"Kto porwał Daisy Mason?" Cara Hunter
Gdy
przeczytałam opis do książki „Kto porwał Daisy Mason?” pomyślałam „będą emocje!”.
Wiadomo tam gdzie pojawia się motyw z uprowadzeniem małego dziecka, zawsze
rodzą się dodatkowe przeżycia. Strach i nadzieja kotłują w myślach. Dlatego
czym prędzej sięgnęłam po tą pozycję. A jaki był efekt końcowy? Hmm… może
troszkę o treści.
Daisy Mason
to 8-letnia dziewczynka, która wraz z bratem i rodzicami zamieszkała w domu na
przedmieściach Oxfordu. W szkole jest jedną z najlepszych uczennic. Jej rodzice ciężko pracują by utrzymać poziom życia zgodny z
warunkami jakie panują wśród sąsiadów. Ich rodzina nie należy do
najbogatszych, stąd presja, by dobrze się prezentować. Gdy pewnego wieczoru
postanawiają zorganizować „parapetówkę” aby bardziej przypodobać się okolicy nie wiedzą, że może dojść do tragedii.
Daisy znika z przyjęcia. Nikt nie wie gdzie może być. Pierwsze podejrzenia padają
na rodzinę. Na jaw zaczynają wychodzić niewygodne fakty… a telewizja i ludzie
zaczynają powoli szukać winnego na własną rękę. Presja otoczenia staje się
niewiarygodnie ogromna a w głowie ciągle pojawia się pytanie… kto porwał
Daisy?!
W trakcie lektury miałam mieszane uczucia.

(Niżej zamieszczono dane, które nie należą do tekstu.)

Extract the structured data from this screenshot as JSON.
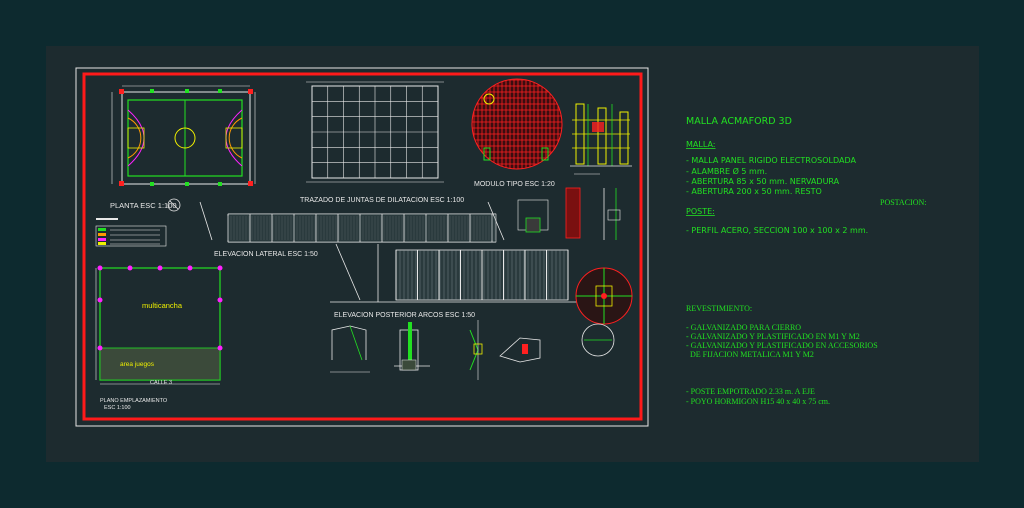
{
  "colors": {
    "outer_bg": "#0d2a2f",
    "model_space": "#1d2b2f",
    "frame": "#e6e6e6",
    "border_red": "#ff1a1a",
    "line_white": "#e8e8e8",
    "green": "#22e022",
    "yellow": "#f0f000",
    "red": "#ff2020",
    "magenta": "#ff22ff",
    "cyan": "#20e0e0",
    "orange": "#ff9a00"
  },
  "drawing": {
    "court_plan_title": "PLANTA ESC 1:100",
    "joints_title": "TRAZADO DE JUNTAS DE DILATACION ESC 1:100",
    "module_title": "MODULO TIPO ESC 1:20",
    "side_elevation_title": "ELEVACION LATERAL ESC 1:50",
    "rear_elevation_title": "ELEVACION POSTERIOR ARCOS ESC 1:50",
    "site_label": "multicancha",
    "area_label": "area juegos",
    "street_label": "CALLE 3",
    "site_plan_title": "PLANO EMPLAZAMIENTO",
    "site_plan_scale": "ESC 1:100"
  },
  "notes": {
    "title": "MALLA ACMAFORD 3D",
    "mesh_heading": "MALLA:",
    "mesh_items": [
      "- MALLA PANEL RIGIDO ELECTROSOLDADA",
      "- ALAMBRE Ø 5 mm.",
      "- ABERTURA 85 x 50 mm. NERVADURA",
      "- ABERTURA 200 x 50 mm. RESTO"
    ],
    "post_heading": "POSTACION:",
    "post_heading_underline": "POSTE:",
    "post_items": [
      "- PERFIL ACERO, SECCION 100 x 100 x 2 mm."
    ],
    "coating_heading": "REVESTIMIENTO:",
    "coating_items": [
      "- GALVANIZADO PARA CIERRO",
      "- GALVANIZADO Y PLASTIFICADO EN M1 Y M2",
      "- GALVANIZADO Y PLASTIFICADO EN ACCESORIOS",
      "  DE FIJACION METALICA M1 Y M2"
    ],
    "foundation_items": [
      "- POSTE EMPOTRADO 2.33 m. A EJE",
      "- POYO HORMIGON H15 40 x 40 x 75 cm."
    ]
  }
}
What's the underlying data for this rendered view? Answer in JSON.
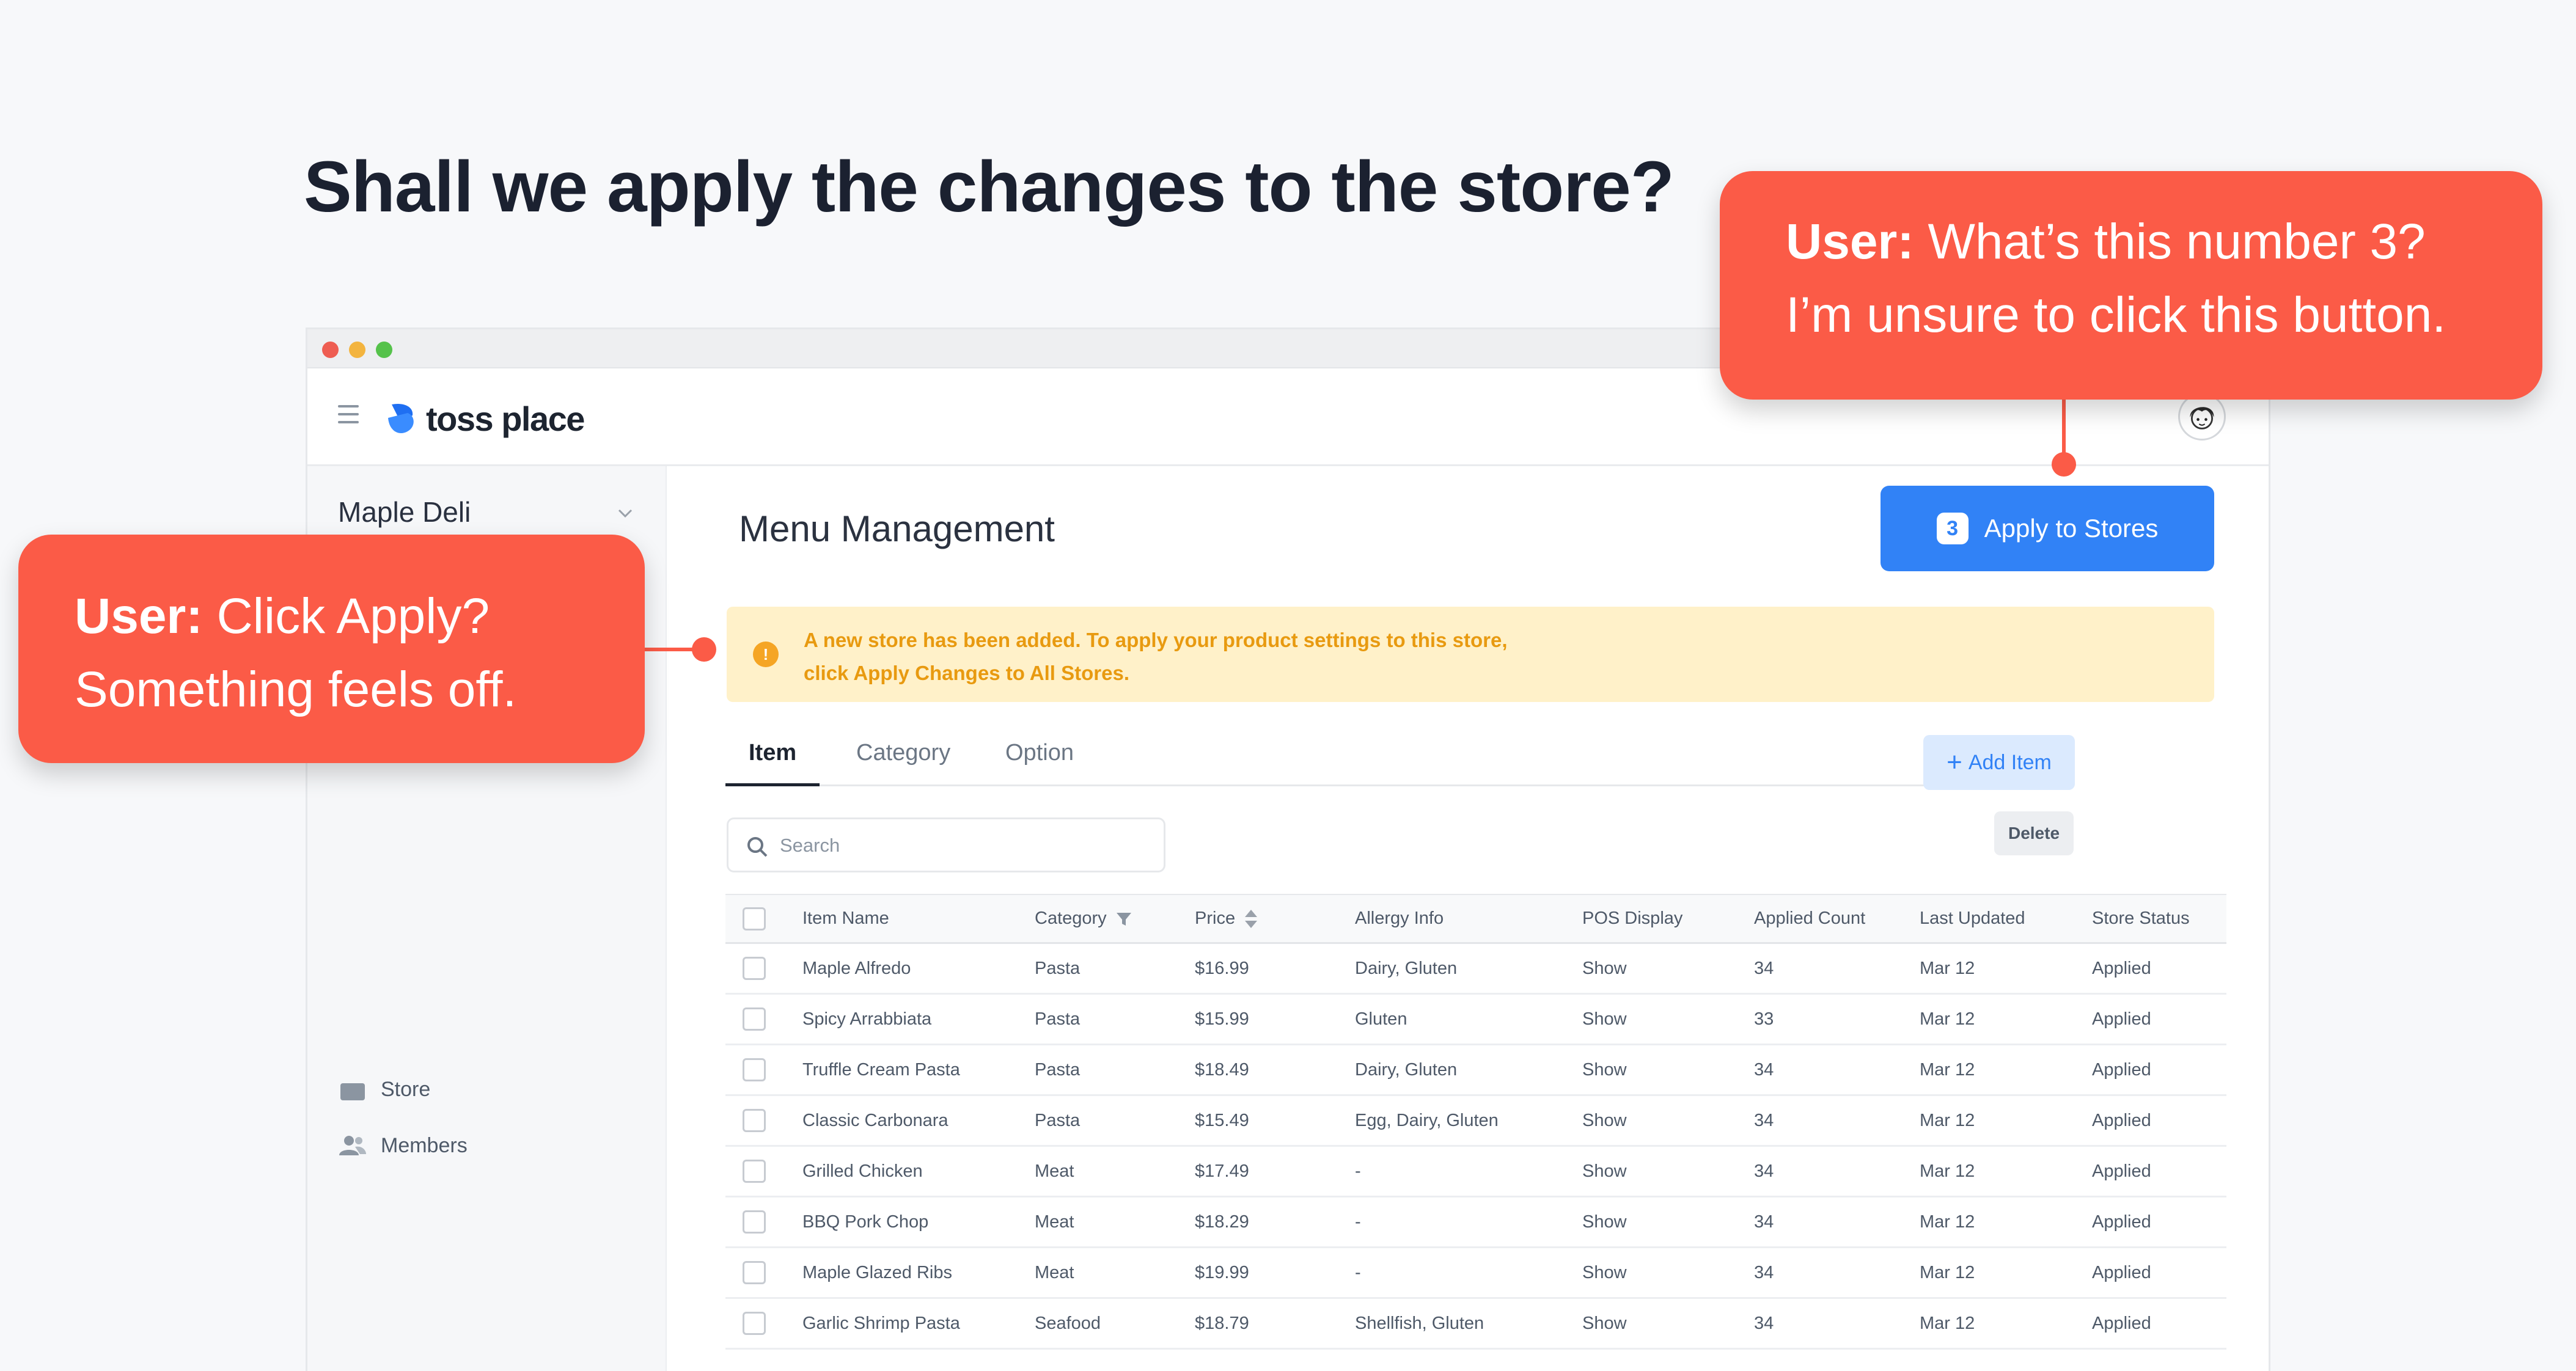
{
  "headline": "Shall we apply the changes to the store?",
  "app": {
    "logo_text": "toss place",
    "sidebar": {
      "store_name": "Maple Deli",
      "items": [
        {
          "label": "Store",
          "icon": "store-icon"
        },
        {
          "label": "Members",
          "icon": "members-icon"
        }
      ]
    },
    "main": {
      "title": "Menu Management",
      "apply_button": {
        "count": "3",
        "label": "Apply to Stores"
      },
      "alert": {
        "line1": "A new store has been added. To apply your product settings to this store,",
        "line2": "click Apply Changes to All Stores."
      },
      "tabs": [
        "Item",
        "Category",
        "Option"
      ],
      "active_tab": "Item",
      "add_button": "Add Item",
      "delete_button": "Delete",
      "search_placeholder": "Search",
      "table": {
        "columns": [
          "Item Name",
          "Category",
          "Price",
          "Allergy Info",
          "POS Display",
          "Applied Count",
          "Last Updated",
          "Store Status"
        ],
        "rows": [
          [
            "Maple Alfredo",
            "Pasta",
            "$16.99",
            "Dairy, Gluten",
            "Show",
            "34",
            "Mar 12",
            "Applied"
          ],
          [
            "Spicy Arrabbiata",
            "Pasta",
            "$15.99",
            "Gluten",
            "Show",
            "33",
            "Mar 12",
            "Applied"
          ],
          [
            "Truffle Cream Pasta",
            "Pasta",
            "$18.49",
            "Dairy, Gluten",
            "Show",
            "34",
            "Mar 12",
            "Applied"
          ],
          [
            "Classic Carbonara",
            "Pasta",
            "$15.49",
            "Egg, Dairy, Gluten",
            "Show",
            "34",
            "Mar 12",
            "Applied"
          ],
          [
            "Grilled Chicken",
            "Meat",
            "$17.49",
            "-",
            "Show",
            "34",
            "Mar 12",
            "Applied"
          ],
          [
            "BBQ Pork Chop",
            "Meat",
            "$18.29",
            "-",
            "Show",
            "34",
            "Mar 12",
            "Applied"
          ],
          [
            "Maple Glazed Ribs",
            "Meat",
            "$19.99",
            "-",
            "Show",
            "34",
            "Mar 12",
            "Applied"
          ],
          [
            "Garlic Shrimp Pasta",
            "Seafood",
            "$18.79",
            "Shellfish, Gluten",
            "Show",
            "34",
            "Mar 12",
            "Applied"
          ]
        ]
      }
    }
  },
  "callouts": [
    {
      "speaker": "User:",
      "line1": "What’s this number 3?",
      "line2": "I’m unsure to click this button."
    },
    {
      "speaker": "User:",
      "line1": "Click Apply?",
      "line2": "Something feels off."
    }
  ],
  "colors": {
    "accent": "#3182f6",
    "callout": "#fb5b47",
    "alert_bg": "#fff1c9",
    "alert_text": "#e89a10"
  }
}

W ostatecznym rozrachunku książka okazała się
dobra. Jak dla mnie akcja toczyła się zbyt wolno, nie trzymała w napięciu a
proces odkrywania coraz to nowszych faktów dotyczących zaginięcia dziewczynki,
nie potrafił mnie porwać. Po prostu trochę nudno. Książkę czytałam jakieś 4 dni, bo ciągle ją odkładałam. Koniec końców
dotarłam do zakończenia i co mnie spotkało? Rozczarowanie… To zakończenie w
ogóle mi nie podeszło. Wybaczcie nie doceniłam tego kunsztu. Wszystko
oczywiście rozwiązało się zaskakująco… ale dla mnie to był po prostu spokojny thriller.

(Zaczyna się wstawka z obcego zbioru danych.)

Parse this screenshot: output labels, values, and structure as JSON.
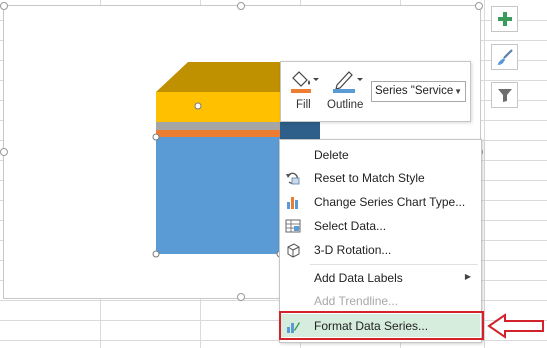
{
  "colors": {
    "series_top": "#ffc000",
    "series_top_face": "#bf9000",
    "series_mid": "#a5a5a5",
    "series_orange": "#ed7d31",
    "series_blue": "#5b9bd5",
    "series_blue_dark": "#2e5f8a",
    "highlight": "#d6ecdc",
    "callout": "#d3222a",
    "accent_green": "#3a9c5a"
  },
  "side_buttons": [
    {
      "name": "chart-elements-button",
      "icon": "plus-icon"
    },
    {
      "name": "chart-styles-button",
      "icon": "paintbrush-icon"
    },
    {
      "name": "chart-filters-button",
      "icon": "funnel-icon"
    }
  ],
  "mini_toolbar": {
    "fill_label": "Fill",
    "outline_label": "Outline",
    "series_selector_value": "Series \"Service"
  },
  "context_menu": {
    "items": [
      {
        "label": "Delete",
        "icon": "none",
        "enabled": true
      },
      {
        "label": "Reset to Match Style",
        "icon": "reset-style-icon",
        "enabled": true
      },
      {
        "label": "Change Series Chart Type...",
        "icon": "bar-chart-icon",
        "enabled": true
      },
      {
        "label": "Select Data...",
        "icon": "select-data-icon",
        "enabled": true
      },
      {
        "label": "3-D Rotation...",
        "icon": "3d-rotation-icon",
        "enabled": true
      },
      {
        "label": "Add Data Labels",
        "icon": "none",
        "enabled": true,
        "submenu": true
      },
      {
        "label": "Add Trendline...",
        "icon": "none",
        "enabled": false
      },
      {
        "label": "Format Data Series...",
        "icon": "format-series-icon",
        "enabled": true,
        "highlighted": true
      }
    ]
  }
}
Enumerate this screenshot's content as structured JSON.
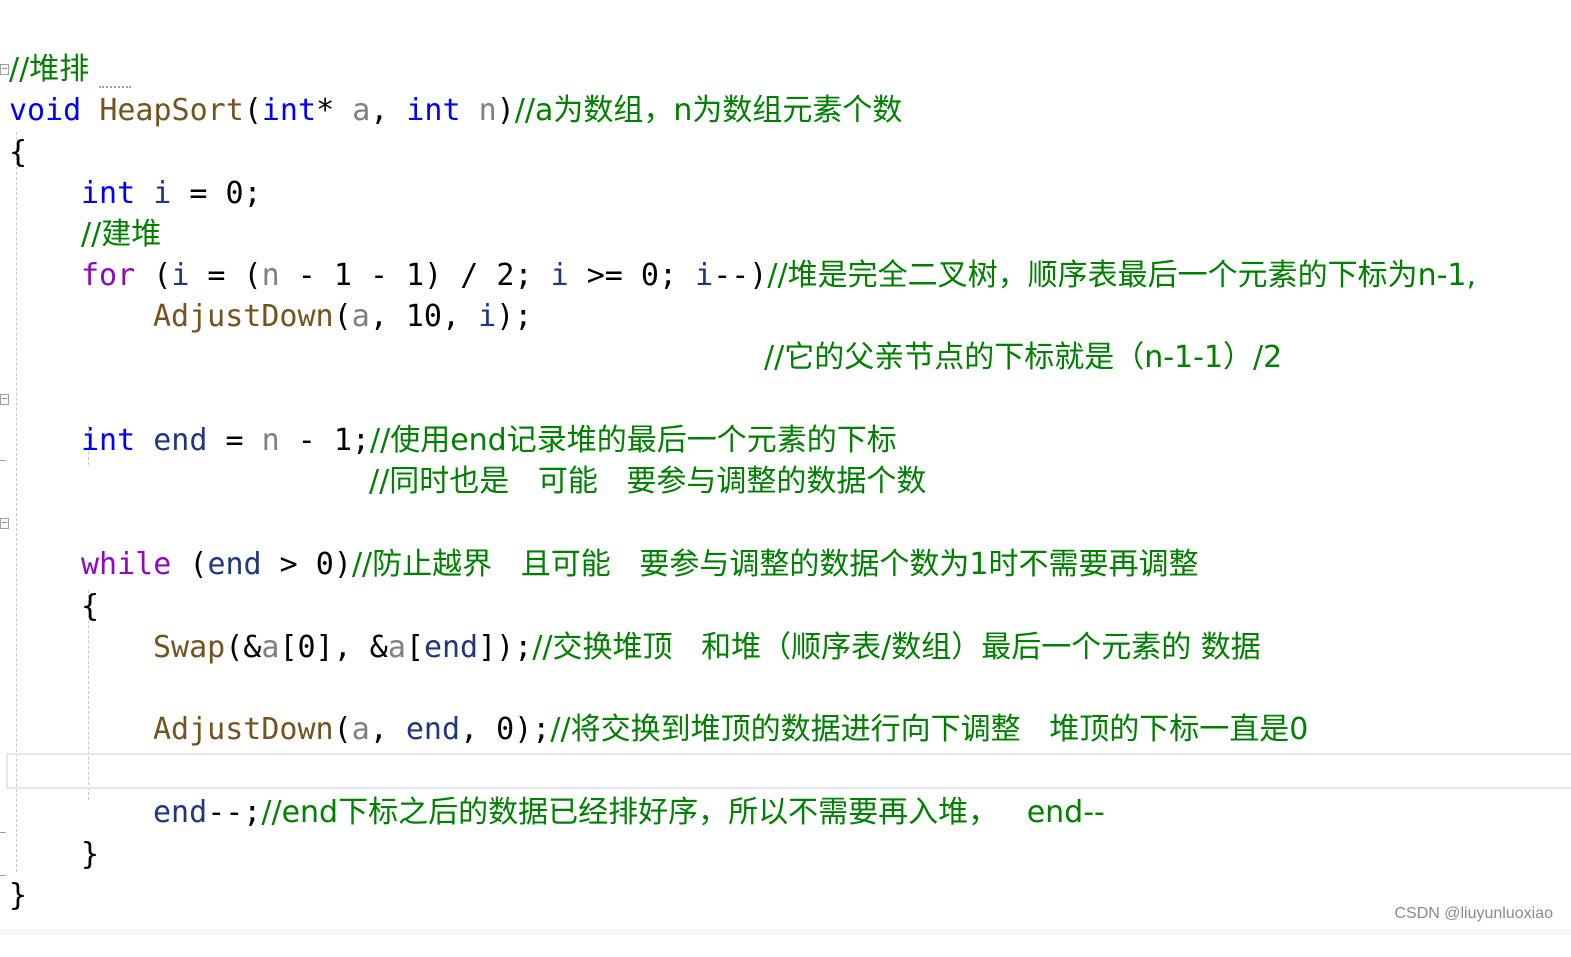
{
  "editor": {
    "language": "C",
    "lines": {
      "l01_comment": "//堆排",
      "l02_void": "void",
      "l02_fn": "HeapSort",
      "l02_open": "(",
      "l02_int1": "int",
      "l02_star": "* ",
      "l02_a": "a",
      "l02_comma": ", ",
      "l02_int2": "int",
      "l02_n": "n",
      "l02_close": ")",
      "l02_comment": "//a为数组，n为数组元素个数",
      "l03_brace": "{",
      "l04_int": "int",
      "l04_i": "i",
      "l04_rest": " = 0;",
      "l05_comment": "//建堆",
      "l06_for": "for",
      "l06_p1": " (",
      "l06_i1": "i",
      "l06_p2": " = (",
      "l06_n": "n",
      "l06_p3": " - 1 - 1) / 2; ",
      "l06_i2": "i",
      "l06_p4": " >= 0; ",
      "l06_i3": "i",
      "l06_p5": "--)",
      "l06_comment": "//堆是完全二叉树，顺序表最后一个元素的下标为n-1,",
      "l07_fn": "AdjustDown",
      "l07_p1": "(",
      "l07_a": "a",
      "l07_p2": ", 10, ",
      "l07_i": "i",
      "l07_p3": ");",
      "l07_comment": "//它的父亲节点的下标就是（n-1-1）/2",
      "l10_int": "int",
      "l10_end": "end",
      "l10_p1": " = ",
      "l10_n": "n",
      "l10_p2": " - 1;",
      "l10_comment": "//使用end记录堆的最后一个元素的下标",
      "l11_comment": "//同时也是   可能   要参与调整的数据个数",
      "l13_while": "while",
      "l13_p1": " (",
      "l13_end": "end",
      "l13_p2": " > 0)",
      "l13_comment": "//防止越界   且可能   要参与调整的数据个数为1时不需要再调整",
      "l14_brace": "{",
      "l15_fn": "Swap",
      "l15_p1": "(&",
      "l15_a1": "a",
      "l15_p2": "[0], &",
      "l15_a2": "a",
      "l15_p3": "[",
      "l15_end": "end",
      "l15_p4": "]);",
      "l15_comment": "//交换堆顶   和堆（顺序表/数组）最后一个元素的 数据",
      "l17_fn": "AdjustDown",
      "l17_p1": "(",
      "l17_a": "a",
      "l17_p2": ", ",
      "l17_end": "end",
      "l17_p3": ", 0);",
      "l17_comment": "//将交换到堆顶的数据进行向下调整   堆顶的下标一直是0",
      "l19_end": "end",
      "l19_p1": "--;",
      "l19_comment": "//end下标之后的数据已经排好序，所以不需要再入堆，   end--",
      "l20_brace": "}",
      "l21_brace": "}"
    }
  },
  "fold_markers": {
    "collapse_glyph": "−"
  },
  "watermark": "CSDN @liuyunluoxiao"
}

Chociaż muszę przyznać, że dwa razy zwroty akcji mnie zaskoczyły. Przez chwile
myślałam, że w następnym rozdziale będzie już ciekawie… ale nie. Było po prostu
powolnie, bez żadnego rozlewu krwi i dramatów. Każdą stronę czytałam bez większych emocji, chociaż liczyłam ciągle, że się pojawią.
Zaskoczeniem
natomiast był fakt, że w książce wplecione zostały również wpisy i wiadomości z
mediów społecznościowych. Gdy sprawa wypłynęła na światło dzienne, telewizja, facebook i tweeter aż płonęły od informacji umieszczanych przez przypadkowych ludzi. Obrazy tych opinii i osądów były szokujące. Ale ten zabieg był bardzo dobry, bo dawał idealny wgląd na to jak rzeczywiście wygląda nasz
świat. Gdy zginęła Daisy powstały dwa obozy. Jeden wspierający rodzinę i jej odnalezienie oraz drugi, w którym grupa hejterów wzniecała burze i rzucała winę na rodziców.
Bardzo podobała mi się postać detektywa Adama Fawleya. Sprawnie prowadził dochodzenie a zespół jaki stworzył by odnaleźć dziewczynkę był imponujący. Poza tym jego życie osobiste kryje tajemnice, która szalenie nas ciekawi. Sprawa, którą prowadzi odciska piętno na jego przeszłości. Jakie demony skrywa? Mam nadzieje, że czegoś więcej dowiemy się w kolejnych tomach.
Podsumowując. Książka raczej spokojna i bez większych emocji. Wątki sprytnie się przeplatają. Myślę, że książka może się bardzo podobać osobom, które lubią spokojniejsze thrillery.